La Comuna

José Ángel Solorio Martínez

El caso Dafne y la escuela militarizada de ciudad Madero, Tamaulipas, ya escaló a las oficinas de la presidenta Claudia Sheinbaum Pardo. La mandataria pidió sumarse a las investigaciones de las autoridades locales, a la Fiscalía General de la República (FGR), porque la joven acusada del crimen de la mantense “puede también ser víctima”.
Comentó eso después que se acercaran los familiares de la detenida Yanina, a quien la fiscalía local, señala como la mano ejecutora del feminicidio.
El caso, da un giro notable, toda vez que el fiscal Eduardo Govea Orozco, desde el inicio de la investigación intentó hacer responsable a la también alumna hoy presa.
Con la FGR resoplándole en la espalda, el fiscal tamaulipeco tendrá que aplicarse y de manera expedita -circunstancia que ni en sus mejores fantasías ha realizado- resolver para que los jueces emitan una justa sentencia.
El fiscal, ha sido el elemento obstructor del crimen.
Sólo hay tres detenidos. Y al menos, existe una veintena de involucrados en tortura, amenazas, abusos sexuales -ya salieron testimonios que involucran a Estrellita, como una psicópata que violentaba parejo a jovencitos, mujeres y hombres- con la complicidad de sus hermanos y hermanas a quien no se han detenido para que declaren sobre los oscuros hechos que caracterizaban a la academia militar Doenitz.
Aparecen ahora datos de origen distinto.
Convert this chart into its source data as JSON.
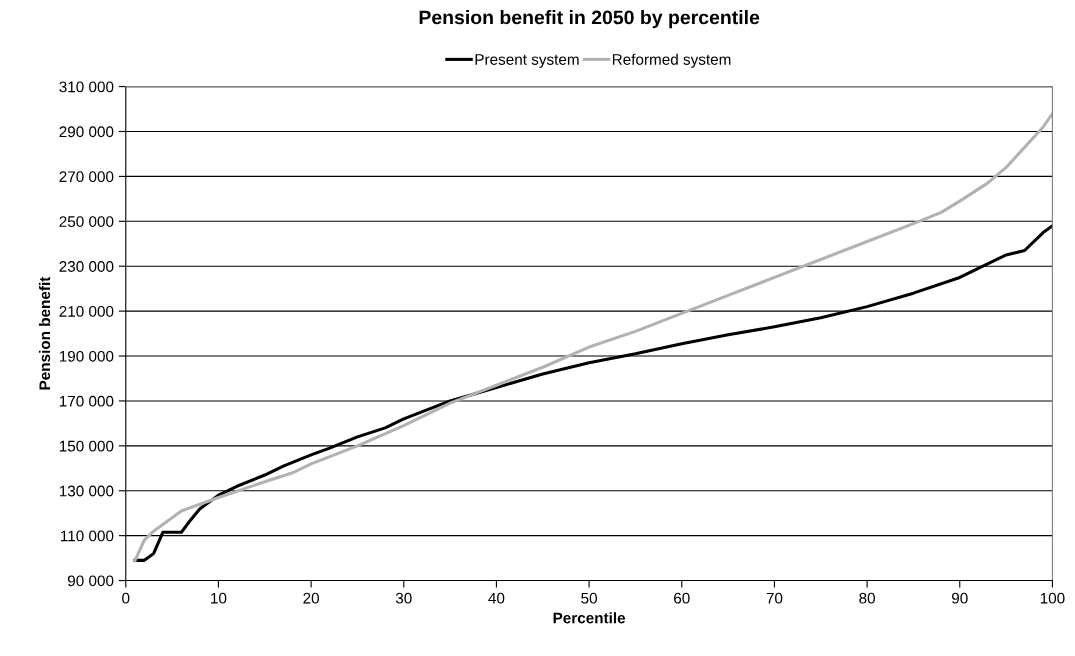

Ante la falta de resultados de las fiscalías, el ruido mediático ha crecido: la mamá y el papá de Dafne, en un tira y tira demencial se acusan de cosas repugnantes; para el morbo y el consumo de la nota roja, a ese vendaval de lodo en familia, se sumó la abuela de la víctima a quien su yerno -presunto violador de Dafne- la responsabiliza de haber encarcelado a su pareja ¡por violación de una de sus hijas!
¿A quién creerle?
Cada que se estira una hebra, aparece otra madeja.
La muerte de Dafne es una tragedia de desencantos y desencuentros; parece una grande cebolla: cada capa que se le desprende, brota otra de similar contextura y de igual hedor.
Por una razón: la falta de pericia de los fiscales y jueces que tomaron el acontecimiento en sus manos. Por largos días, las autoridades penales parecieron -por la tardanza- estar protegiendo al director de la escuela, Jorge Luis Ponce.
Ante la presión de la opinión pública, se vieron en la necesidad de detenerlo. En los separos de la fiscalía, se le cuidó sobremanera; se le permitió declarar a distancia -vía zoom- desde su cómoda celda en donde está recluido.
Es muy saludable que la FGR, atraiga las investigaciones; o que participe como vigilante en las averiguaciones.
¿No se entiende?: la Federación está perdiendo la confianza en el aparato de justicia de Tamaulipas.
Y eso es terrible: sobre todo en año electoral.